The Biggest Lies of All

Up until the day it truly ended, I believed that she was just overwhelmed with things and not strong enough to pull herself out of the abyss. I believed that circumstances beyond our control poisoned all the water in the relationship well. That she lost herself somewhere along the way.  I excused this, even though there should have been a limit to how much she let other people control her happiness and ability to function. I tried not to judge her harshly, but just be supportive, even amid my own fears and unhappiness.

Now, with the new information, it's different in my mind. She so often accused me of being incapable of saying I was wrong. This has never been true and I will illustrate once more here, with irony: I was completely and utterly wrong about her. Who she was. Flat wrong. She had lied from the very first day about what she thought and felt, and never shared her true feelings with me. And she could only see the negative in her private moments, but still talked the talk to my face about the positive. And she distorted so much in her mind--misunderstood so many things, heard something different than what was being said. She had this scary way of contradicting herself even within the same paragraph or sentence. When both of those things could not have been true at once. I saw the disconnect in her reasoning; the nonsensical way she interpreted every detail she focused upon, and how she ignored all the other details that would have balanced it out. I wouldn't have known this if I hadn't been privy to this new information. Information that cuts like a knife, and is so unfair, so heartless, so shallow and petty and riddled with deception and falsehood.

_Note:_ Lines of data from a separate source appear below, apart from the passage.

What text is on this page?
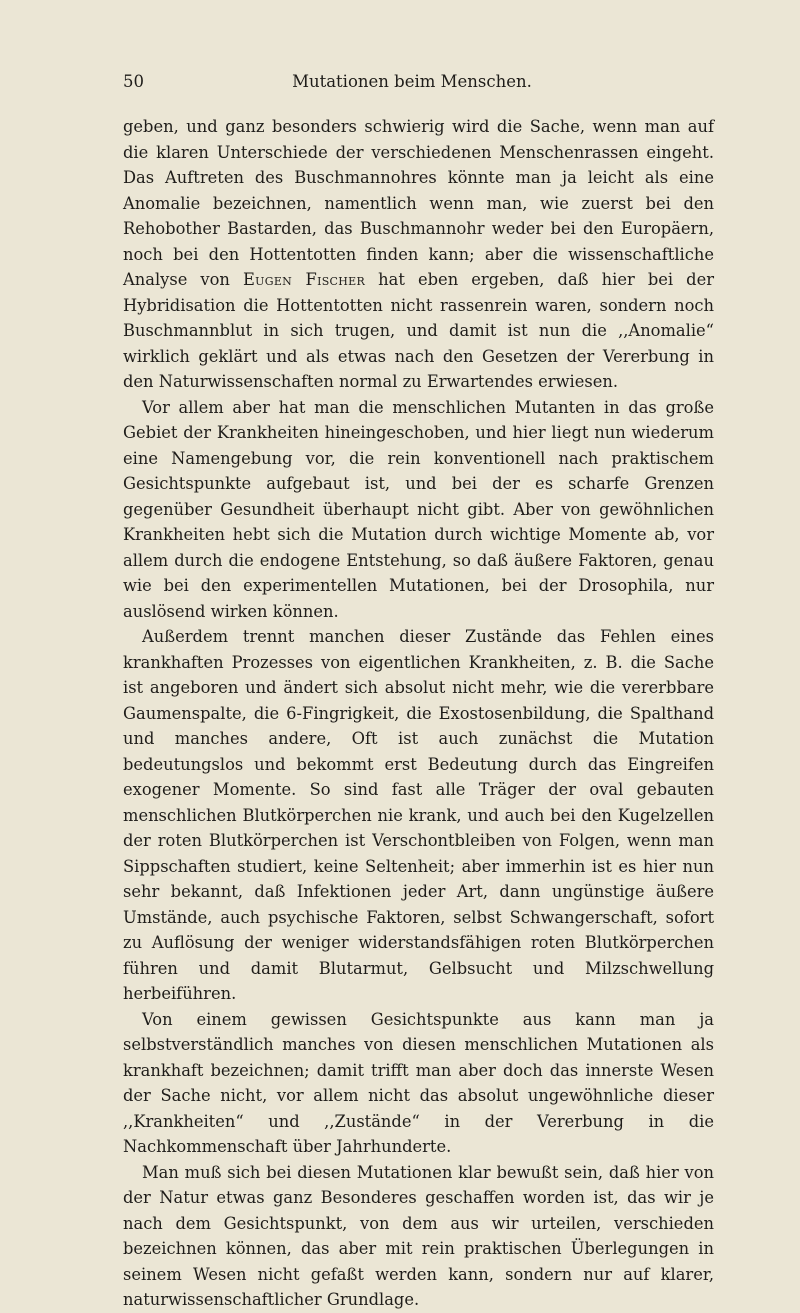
50	Mutationen beim Menschen.

geben, und ganz besonders schwierig wird die Sache, wenn man auf die klaren Unterschiede der verschiedenen Menschenrassen eingeht. Das Auftreten des Buschmannohres könnte man ja leicht als eine Anomalie bezeichnen, namentlich wenn man, wie zuerst bei den Rehobother Bastarden, das Buschmannohr weder bei den Europäern, noch bei den Hottentotten finden kann; aber die wissenschaftliche Analyse von Eugen Fischer hat eben ergeben, daß hier bei der Hybridisation die Hottentotten nicht rassenrein waren, sondern noch Buschmannblut in sich trugen, und damit ist nun die ,,Anomalie“ wirklich geklärt und als etwas nach den Gesetzen der Vererbung in den Naturwissenschaften normal zu Erwartendes erwiesen.

Vor allem aber hat man die menschlichen Mutanten in das große Gebiet der Krankheiten hineingeschoben, und hier liegt nun wiederum eine Namengebung vor, die rein konventionell nach praktischem Gesichtspunkte aufgebaut ist, und bei der es scharfe Grenzen gegenüber Gesundheit überhaupt nicht gibt. Aber von gewöhnlichen Krankheiten hebt sich die Mutation durch wichtige Momente ab, vor allem durch die endogene Entstehung, so daß äußere Faktoren, genau wie bei den experimentellen Mutationen, bei der Drosophila, nur auslösend wirken können.

Außerdem trennt manchen dieser Zustände das Fehlen eines krankhaften Prozesses von eigentlichen Krankheiten, z. B. die Sache ist angeboren und ändert sich absolut nicht mehr, wie die vererbbare Gaumenspalte, die 6-Fingrigkeit, die Exostosenbildung, die Spalthand und manches andere, Oft ist auch zunächst die Mutation bedeutungslos und bekommt erst Bedeutung durch das Eingreifen exogener Momente. So sind fast alle Träger der oval gebauten menschlichen Blutkörperchen nie krank, und auch bei den Kugelzellen der roten Blutkörperchen ist Verschontbleiben von Folgen, wenn man Sippschaften studiert, keine Seltenheit; aber immerhin ist es hier nun sehr bekannt, daß Infektionen jeder Art, dann ungünstige äußere Umstände, auch psychische Faktoren, selbst Schwangerschaft, sofort zu Auflösung der weniger widerstandsfähigen roten Blutkörperchen führen und damit Blutarmut, Gelbsucht und Milzschwellung herbeiführen.

Von einem gewissen Gesichtspunkte aus kann man ja selbstverständlich manches von diesen menschlichen Mutationen als krankhaft bezeichnen; damit trifft man aber doch das innerste Wesen der Sache nicht, vor allem nicht das absolut ungewöhnliche dieser ,,Krankheiten“ und ,,Zustände“ in der Vererbung in die Nachkommenschaft über Jahrhunderte.

Man muß sich bei diesen Mutationen klar bewußt sein, daß hier von der Natur etwas ganz Besonderes geschaffen worden ist, das wir je nach dem Gesichtspunkt, von dem aus wir urteilen, verschieden bezeichnen können, das aber mit rein praktischen Überlegungen in seinem Wesen nicht gefaßt werden kann, sondern nur auf klarer, naturwissenschaftlicher Grundlage.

SO when the stressors came along in our relationship, what i was seeing was her REAL self. The one she could no longer hide. The one who could not tell the truth. The one who had no coping skills, could not communicate her feelings or thoughts, could not find strength, but only turn to drugs and alcohol; the one who could not process information in a healthy or rational way. The one who had no clue about my value as a human being or a partner. The one who could look right at me and say she loved me, wanted to be married to me, knowing it wasn't true and she didn't even know how to love. 

That was the most mammoth lie of all. To let someone think you love them when you don't. To go along with each and every stage in a growing relationship, and never utter a word of what you were really feeling and thinking. To let that other person plan her life according to that promise you gave her. To allow that person to sacrifice herself to you, believing that it was real. All a lie

How did I not feel that? Maybe I did, but just dismissed it as the result of the outside stressors. Now i see. I spent a year of my life on this person who made the sincerity of my heart a falsehood. And then followed it up with still more falsehood when it was time to step up and have some integrity and own her mistakes. Instead, she tried to shift that blame onto the person who tried to love her, tried to help her and was always 100% honest about everything. 

What you gave in return were lies. All lies.